Hardaker: The Kurds and a host of Iraqi exiles have been positioning themselves to govern a post Saddam Iraq. But the United States has told them to forget it - America will install its own general.

Salih: Well there are many concerns out there, but there is one reality that we have to admit in the Iraqi opposition, which is it is not the Iraqi opposition which is dislodging the dictatorship it is the U.S. led coalition, which is instrumental in getting rid of the dictatorship – that is a fact of life that we need to understand and recognise.

Hardaker: But when it comes to an American government of occupation, others in the Iraqi opposition aren’t so agreeable. This is the Badr Brigade, a force of 10,000 Iraqi’s who live next door, in Iran, and are trained by Iran’s revolutionary guard. They’ve already made their move into northern Iraq – and are ready for war. These fighters are loyal to an exiled Iraqi cleric, Ayatollah al-Hakim.

Al-Hakim : It is likely there will be conflicts between the Iraqis and the foreign forces whose aim it is to dominate and control Iraqi affairs and Iraqi land.

Hardaker: Ayatollah al Hakim is a leading figure in the Iraqi opposition, a spiritual leader to Iraq’s Shi’ite Muslims, who make up 60% of the population. He fled Iraq after 18 members of his family were executed by the regime. For the last 20 years he’s been living in exile in Iran – planning for the day of Saddam Hussein’s demise.

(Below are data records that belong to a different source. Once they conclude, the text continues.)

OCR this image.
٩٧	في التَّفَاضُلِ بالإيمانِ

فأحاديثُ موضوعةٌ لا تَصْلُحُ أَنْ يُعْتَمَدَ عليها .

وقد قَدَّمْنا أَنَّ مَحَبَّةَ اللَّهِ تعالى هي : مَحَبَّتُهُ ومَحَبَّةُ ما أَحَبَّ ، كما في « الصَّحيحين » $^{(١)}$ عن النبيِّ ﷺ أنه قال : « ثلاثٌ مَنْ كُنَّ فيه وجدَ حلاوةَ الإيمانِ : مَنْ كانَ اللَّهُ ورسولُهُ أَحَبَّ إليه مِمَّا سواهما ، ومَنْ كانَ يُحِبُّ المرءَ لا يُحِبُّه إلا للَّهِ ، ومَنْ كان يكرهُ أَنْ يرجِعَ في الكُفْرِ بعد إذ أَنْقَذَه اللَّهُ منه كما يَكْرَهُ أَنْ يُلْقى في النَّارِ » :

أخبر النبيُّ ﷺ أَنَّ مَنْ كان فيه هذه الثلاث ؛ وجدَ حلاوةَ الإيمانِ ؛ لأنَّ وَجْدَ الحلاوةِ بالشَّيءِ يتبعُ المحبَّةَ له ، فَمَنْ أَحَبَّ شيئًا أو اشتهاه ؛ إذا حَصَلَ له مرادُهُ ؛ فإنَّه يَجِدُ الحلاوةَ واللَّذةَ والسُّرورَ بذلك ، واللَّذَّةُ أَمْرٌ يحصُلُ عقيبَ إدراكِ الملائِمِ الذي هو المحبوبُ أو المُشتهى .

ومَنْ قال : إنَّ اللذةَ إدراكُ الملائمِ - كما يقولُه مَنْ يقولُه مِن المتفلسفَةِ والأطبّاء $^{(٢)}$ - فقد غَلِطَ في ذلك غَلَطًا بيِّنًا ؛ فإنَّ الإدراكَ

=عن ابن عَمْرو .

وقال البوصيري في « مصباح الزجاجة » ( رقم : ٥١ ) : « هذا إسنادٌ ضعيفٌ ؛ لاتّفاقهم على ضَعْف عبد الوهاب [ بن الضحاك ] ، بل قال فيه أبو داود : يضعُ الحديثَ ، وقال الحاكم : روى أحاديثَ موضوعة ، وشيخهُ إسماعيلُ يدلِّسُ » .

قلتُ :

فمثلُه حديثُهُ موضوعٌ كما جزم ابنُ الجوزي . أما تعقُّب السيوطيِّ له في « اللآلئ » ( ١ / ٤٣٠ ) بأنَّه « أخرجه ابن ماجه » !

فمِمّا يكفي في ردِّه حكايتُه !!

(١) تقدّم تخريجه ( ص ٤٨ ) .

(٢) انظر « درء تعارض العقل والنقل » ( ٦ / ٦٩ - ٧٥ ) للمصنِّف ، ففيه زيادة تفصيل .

Al-Hakim: I asked the Americans whether they’d be happy to have a country like Britain occupying their land? And even though they have the same language, the same religion, the same culture, the same race, etcetera, the Americans wouldn’t be happy having the British govern them, even on a temporary basis!

Salih: There will be problems with transition, the stakes will be high, but we have nowhere to go, but to make sure that we succeed in building a federal democracy in Iraq. Otherwise this country, this miserable little state, will remain miserable and stuck in a quagmire and it will continue to be a source of instability, chaos, in the Middle East and the rest of the world.

Zebari: The worst outcome for us is that there is a sellout for us as a result of all this regional bargaining, that the Kurds could be dispensed of, that they are not significant.

Hardaker: The Kurds can only hope for the best. But their dream of a Kurdish state is a dream nobody else wants to realise. This land has already seen bloodshed and betrayal on a grand scale. In the next days and weeks - with four separate powers ready for battle – it’s likely to see much more.